Most bathrooms these days have a water-saving shower as well as a bath. Three varieties of shower faucets are available: single-handle (one handle controls everything), dual-handle (one handle to control hot and cold water and a diverter handle to redirect water coming in to the faucet to the shower head) and three-handle (hot water, cold water, and diverter). This is a new-construction project for installing a single-handle shower faucet. Installation takes less than two hours. Basic plumbing and woodworking skills are required, since you’ll need to install the shower wall covering once the pipes are connected.
You can connect your shower pipes using either copper pipes or PEX plastic pipes. Copper pipes will require soldering. Although PEX pipes are easy to install and do not require soldering, water pressure may be compromised since the metal rims are secured inside the pipes, thus reducing the diameter.

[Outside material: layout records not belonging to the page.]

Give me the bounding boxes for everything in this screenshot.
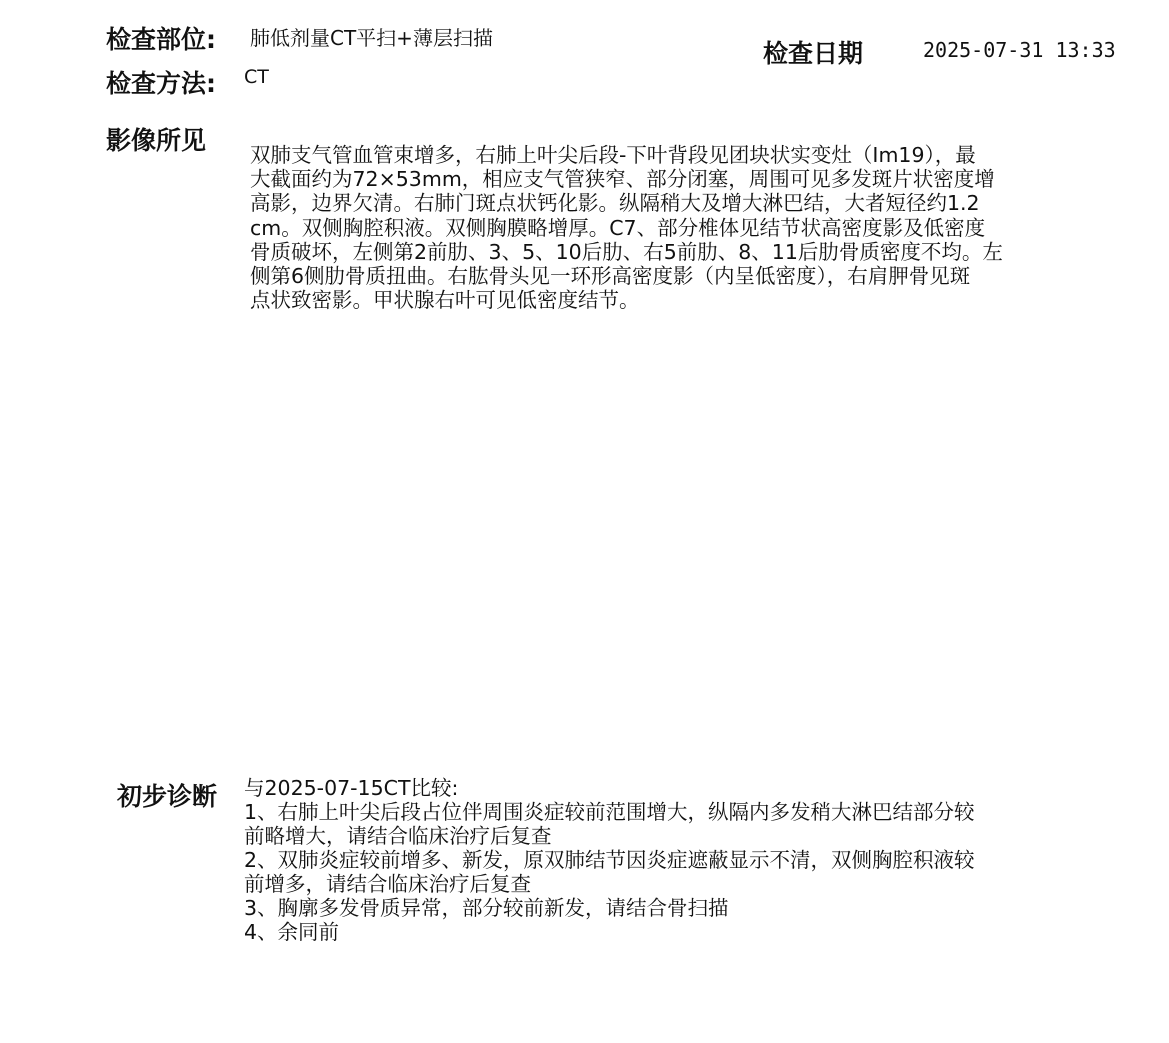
findings-text	[250, 143, 1003, 312]
exam-date-value: 2025-07-31 13:33	[923, 38, 1116, 62]
findings-line: cm。双侧胸腔积液。双侧胸膜略增厚。C7、部分椎体见结节状高密度影及低密度	[250, 215, 986, 240]
findings-line: 大截面约为72×53mm，相应支气管狭窄、部分闭塞，周围可见多发斑片状密度增	[250, 167, 995, 192]
diagnosis-line: 前略增大，请结合临床治疗后复查	[244, 824, 552, 848]
findings-line: 双肺支气管血管束增多，右肺上叶尖后段-下叶背段见团块状实变灶（Im19），最	[250, 143, 976, 167]
diagnosis-text	[244, 776, 975, 944]
findings-line: 高影，边界欠清。右肺门斑点状钙化影。纵隔稍大及增大淋巴结，大者短径约1.2	[250, 191, 980, 216]
diagnosis-line: 4、余同前	[244, 920, 340, 944]
findings-label: 影像所见	[106, 126, 207, 155]
findings-line: 骨质破坏，左侧第2前肋、3、5、10后肋、右5前肋、8、11后肋骨质密度不均。左	[250, 239, 1003, 264]
diagnosis-line: 3、胸廓多发骨质异常，部分较前新发，请结合骨扫描	[244, 896, 729, 920]
exam-method-label: 检查方法:	[106, 69, 216, 98]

PEX tubing cannot be connected directly to the hot water tank or exposed to a significant source of heat.
The following project proposes using both copper and PEX.
To facilitate access to your plumbing in order to make adjustments or carry out repairs, we recommend making a trap door in the wall.
The project below is restricted to the installation of a shower or bathtub-shower faucet. Details concerning shower stall or ceramic tile installation are not included.
1.1. Shut off the water supply to the shower.
1.2. Use a pencil to mark the location of the shower head, and of the bathtub faucet and spout if required.
Height of the faucet: between 45" and 48"
Height of the shower head: between 72" and 78"
Height of the spout: between 24" and 28"
2.1. Install a cross stud between the two studs at faucet height to attach the valve.
2.2. Position the valve so that the “UP” indication faces up to the ceiling.
2.3. Make sure it is level, then screw it to the cross stud.
2.4. You can weld directly on the valve. Weld the ½" TPT × ½" copper (recommended) adaptors directly on each side of the valve. Don’t overheat the valve; you could damage it. For PEX pipes simply screw on the adapters.
2.5. Connect the hot and cold water supply pipes to the adapters.
2.6. Connect the shower riser tube, the long pipe connecting the shower head to the valve, in the same way.
2.7. If this is a bathtub-shower, you should install a spout for the bathtub. Connect the tub spout in the same way and install a 90o elbow toward the bathtub-shower. Attach a piece of copper pipe that will protrude from the wall surface after the wall covering has been installed. If the valve is for a shower installation without a spout, screw on a ½" brass cap to plug the outlet that won’t be used. First, wrap the filets with polytetrafluoroethylene (PTFE) tape.
3.1. Install a cross stud between the two studs at shower-head height to attach the drop ear elbow.
3.2. Apply polytetrafluoroethylene (PTFE) tape to the filets of the upper outlet of the drop ear elbow.
3.3. Connect the drop ear elbow to the shower head supply tube.
3.4. Screw the drop ear elbow to the cross stud.
4.1. Put the shower stall in place. If this is a ceramic tile shower, start constructing the wall surface by installing fibre-cement panels as a base, followed by your ceramic tiles.
4.2. Use a hole saw to drill holes at the appropriate height for the shower faucet, the tub spout (if necessary) and the shower head.
5.1. Remove the protective template attached to the valve.
5.2. Slide the decorative plate onto the valve.
5.3. Position the holes in the plate over the holes in the front of the valve, insert screws and tighten with a screwdriver.
5.4. Screw the handle adapter on the cartridge and, using the hexagonal Allen key, install the handle. The lever should point downwards when the faucet is turned off.
The wall is not shown in the illustration opposite so that we can show the pieces located behind the wall.
6.1. Apply polytetrafluoroethylene (PTFE) tape to the showerhead filets and wrap the tape around the filet two or three times.
6.2. Hand screw the shower head, then tighten the connection ¼ turn with an adjustable wrench.
6.3. If your set includes a flexible connector, install it now.
Tub spouts are either screwed or slid on a pipe. The copper pipe must not have any defects or imperfections; the pipe’s cut end must be flawless inside and out. The edge must also be smooth, with no sharp edges.
Sliding tub spout
7.1. Turn the spout on the copper pipe so that the setscrew faces upward. Use a hexagonal Allen Key to moderately tighten the screw.
7.2. Turn the spout to the “normal” position, while making sure it’s well installed against the shower stall wall.
7.3. Use a hexagonal Allen key to tighten the screw securely.
Screwed tub spout
7.4. Apply polytetrafluoroethylene (PTFE) tape to the sleeve filets and screw on the spout.
8.1. Open the hot and cold water supply.
8.2. Check all connections for leaks.
8.3. Run the water on a “lukewarm” setting for a full minute to remove any air from the pipes.